A Igreja Católica também é grande defensora da corrente em que os embriões são seres que virão a nascer, portanto devem suceder. Selecionamos um texto do Padre Zezinho ao dar a sua opinião religiosa sobre a matéria.
No texto Padre Zezinho critica a forma como o noticiário exibe suas matérias e fala de uma discussão em defesa do embrião:
¨ Quando mostrou o doente na cadeira de rodas pedindo a liberação do uso das células tronco de embriões, mas não mostrou o embrião sacrificado; quando outra vez mostrou as lágrimas de uma senhora que pedia em nome do seu filho enfermo o direito á pesquisa na qual o embrião humano morre e, a seguir, apenas falou dos bispos reunidos que condenam tais experiências, mas não entrevistou nenhum deles… Aquela mídia prestou um desserviço: salientou a dor de quem quer a busca de uma solução para os seus enfermos, mas não mostrou a palavra de quem também quer a busca de uma solução para os enfermos, mas não à custa da morte de um embrião humano. Quem editou a reportagem deixou claro de que lado estava: não foi imparcial(..)”
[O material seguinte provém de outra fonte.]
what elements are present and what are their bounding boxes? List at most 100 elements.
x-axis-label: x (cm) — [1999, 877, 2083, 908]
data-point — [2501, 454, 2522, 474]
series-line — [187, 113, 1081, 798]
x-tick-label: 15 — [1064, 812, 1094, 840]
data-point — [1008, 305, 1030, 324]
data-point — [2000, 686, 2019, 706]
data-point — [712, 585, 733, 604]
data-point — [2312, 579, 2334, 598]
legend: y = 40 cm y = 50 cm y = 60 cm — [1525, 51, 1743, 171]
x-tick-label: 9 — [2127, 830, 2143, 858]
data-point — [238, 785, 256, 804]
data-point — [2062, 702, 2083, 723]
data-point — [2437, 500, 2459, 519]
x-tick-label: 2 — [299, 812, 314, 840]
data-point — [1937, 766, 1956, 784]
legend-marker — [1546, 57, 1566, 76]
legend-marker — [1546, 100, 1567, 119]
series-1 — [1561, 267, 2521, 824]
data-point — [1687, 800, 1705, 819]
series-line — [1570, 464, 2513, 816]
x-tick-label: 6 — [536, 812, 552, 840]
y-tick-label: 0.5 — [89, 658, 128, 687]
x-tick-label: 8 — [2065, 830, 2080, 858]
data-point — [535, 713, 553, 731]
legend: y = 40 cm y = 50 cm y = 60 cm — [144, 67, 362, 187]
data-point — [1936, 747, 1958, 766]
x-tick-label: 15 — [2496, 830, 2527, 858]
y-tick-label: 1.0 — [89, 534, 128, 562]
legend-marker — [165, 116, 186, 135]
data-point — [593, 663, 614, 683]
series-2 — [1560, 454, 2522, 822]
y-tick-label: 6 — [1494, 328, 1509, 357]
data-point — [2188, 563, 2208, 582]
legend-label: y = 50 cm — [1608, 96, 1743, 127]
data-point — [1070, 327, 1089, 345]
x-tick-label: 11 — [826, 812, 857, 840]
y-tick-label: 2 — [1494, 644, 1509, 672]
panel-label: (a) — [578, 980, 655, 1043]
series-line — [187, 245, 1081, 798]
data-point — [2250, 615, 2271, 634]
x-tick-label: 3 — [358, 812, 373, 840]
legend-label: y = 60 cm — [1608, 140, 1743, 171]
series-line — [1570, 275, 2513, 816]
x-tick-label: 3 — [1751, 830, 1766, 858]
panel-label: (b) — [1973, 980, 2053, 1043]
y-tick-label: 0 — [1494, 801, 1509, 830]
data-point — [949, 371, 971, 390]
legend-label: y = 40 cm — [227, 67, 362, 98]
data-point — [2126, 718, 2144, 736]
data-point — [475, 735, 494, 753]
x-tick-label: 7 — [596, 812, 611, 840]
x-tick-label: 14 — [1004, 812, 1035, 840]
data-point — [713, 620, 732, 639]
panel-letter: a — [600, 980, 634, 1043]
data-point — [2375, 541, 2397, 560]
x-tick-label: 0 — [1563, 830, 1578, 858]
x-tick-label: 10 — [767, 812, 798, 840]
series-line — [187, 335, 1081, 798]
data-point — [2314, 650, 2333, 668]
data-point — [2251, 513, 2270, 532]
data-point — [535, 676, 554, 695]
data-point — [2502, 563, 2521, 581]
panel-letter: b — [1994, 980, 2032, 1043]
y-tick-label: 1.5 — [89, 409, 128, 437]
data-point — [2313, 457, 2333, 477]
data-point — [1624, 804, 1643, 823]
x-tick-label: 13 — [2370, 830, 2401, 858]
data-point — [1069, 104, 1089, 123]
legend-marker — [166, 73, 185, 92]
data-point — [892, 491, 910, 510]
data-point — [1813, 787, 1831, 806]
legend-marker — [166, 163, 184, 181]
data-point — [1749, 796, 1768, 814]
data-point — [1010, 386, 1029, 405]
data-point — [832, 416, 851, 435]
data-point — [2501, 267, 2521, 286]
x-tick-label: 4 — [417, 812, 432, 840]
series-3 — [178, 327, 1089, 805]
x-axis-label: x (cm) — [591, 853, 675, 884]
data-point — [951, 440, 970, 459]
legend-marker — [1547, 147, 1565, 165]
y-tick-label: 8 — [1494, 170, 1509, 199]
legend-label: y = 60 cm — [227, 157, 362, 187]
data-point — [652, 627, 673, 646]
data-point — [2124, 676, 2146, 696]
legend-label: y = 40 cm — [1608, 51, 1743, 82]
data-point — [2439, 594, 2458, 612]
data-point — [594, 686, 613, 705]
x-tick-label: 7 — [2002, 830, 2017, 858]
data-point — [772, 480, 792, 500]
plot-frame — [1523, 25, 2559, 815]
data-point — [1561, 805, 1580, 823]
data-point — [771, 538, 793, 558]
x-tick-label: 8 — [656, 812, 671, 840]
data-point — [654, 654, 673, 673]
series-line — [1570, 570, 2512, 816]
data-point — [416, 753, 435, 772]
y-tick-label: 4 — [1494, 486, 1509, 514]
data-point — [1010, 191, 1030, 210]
“Eles são as vítimas porque procuram ajudar algum doente adulto, mas admitindo a morte de uma vida humana menor do que uma unha, enquanto nós parecemos carrascos porque propomos outras maneiras de pesquisar com células-tronco, sem eliminar uma vida. Somos apontados como cruéis porque defendemos a vida do pequeníssimo ser humano já concebido”
¨ Culpem todos religiosos de todas as igrejas que acreditam na alma, no embrião, no feto e no futuro. É isso o que supostamente uma religião deve fazer. Nós não culpamos quem quer uma solução rápida para os seus enfermos, mas achamos que não se pode seguir pelo caminho da morte do embrião. Se o enfermo tem o direito às pesquisas, o embrião humano tem o direito à vida e ao futuro”.
“Quanto ao embrião que não teria futuro, porque foi congelado, eles querem livre acesso a ele. E nós dizemos que se o querem é porque tem vida. Se ele tem que morrer, então somos contra. Então nos brindam com adjetivos nada agradáveis. Nós que também temos enfermos, eu que tive pai e parentes com doença degenerativa, talvez não mereçamos tais adjetivos. Não me venham dizer que não sei o que é ter um paraplégico em casa: tive dois e tenho um sobrinho com graves limites”.
Segundo a opinião religiosa de Padre Zezinho a preocupação em ter compaixão de quem sofreu um acidente e passou a não mais andar, falar e depende de uma solução embrionária para que sua vida volte a ser como antes é desproporcional, pois assim como essas pessoas que já nasceram e vivem os embriões tem o direito a nascer e viver.
A comparação que Padre Zezinho faz aos embriões guardados em laboratório, é que seriam embriões marginais, onde foram abandonados como a sociedade atual está tentando abandonar os anciões de asilos e com os pobres que dormem embaixo da ponte, entregues a própria sorte!
As corrente majoritárias são a favor da sucessão por parte do nascituro, visto que este já se encontra no ventre materno há uma gravidez no momento do falecimento do de não existindo duvidas sucessórias, pois legislação é clara, quanto a doutrina é unânime na preservação do seu direito hereditário, desde que o mesmo nasça com vida.
Mas, há uma divisão quando se trata de embriões que estavam guardados em laboratório e somente depois da morte do de cujus sua mulher ou outra, resolve fazer a fertilização.
O renomado jurista Silvio de Salvo Venosa defende que o embrião nunca poderá herdar, pois para que se tenha direito a sucessão, ao menos à pessoa tem que estar concebida à época do óbito entende que para a sucessão, continuam sendo herdeiros apenas aqueles vivos ou concebidos quando da morte do autor da herança, porém este mesmo código civil traz uma exceção “Permitindo que unicamente na sucessão testamentária possam ser chamados a suceder o filho esperado de pessoa indicada, mas não concebido, aguardando-se até dois anos sua concepção e nascimento, após a abertura da sucessão, com reserva de bens da herança”.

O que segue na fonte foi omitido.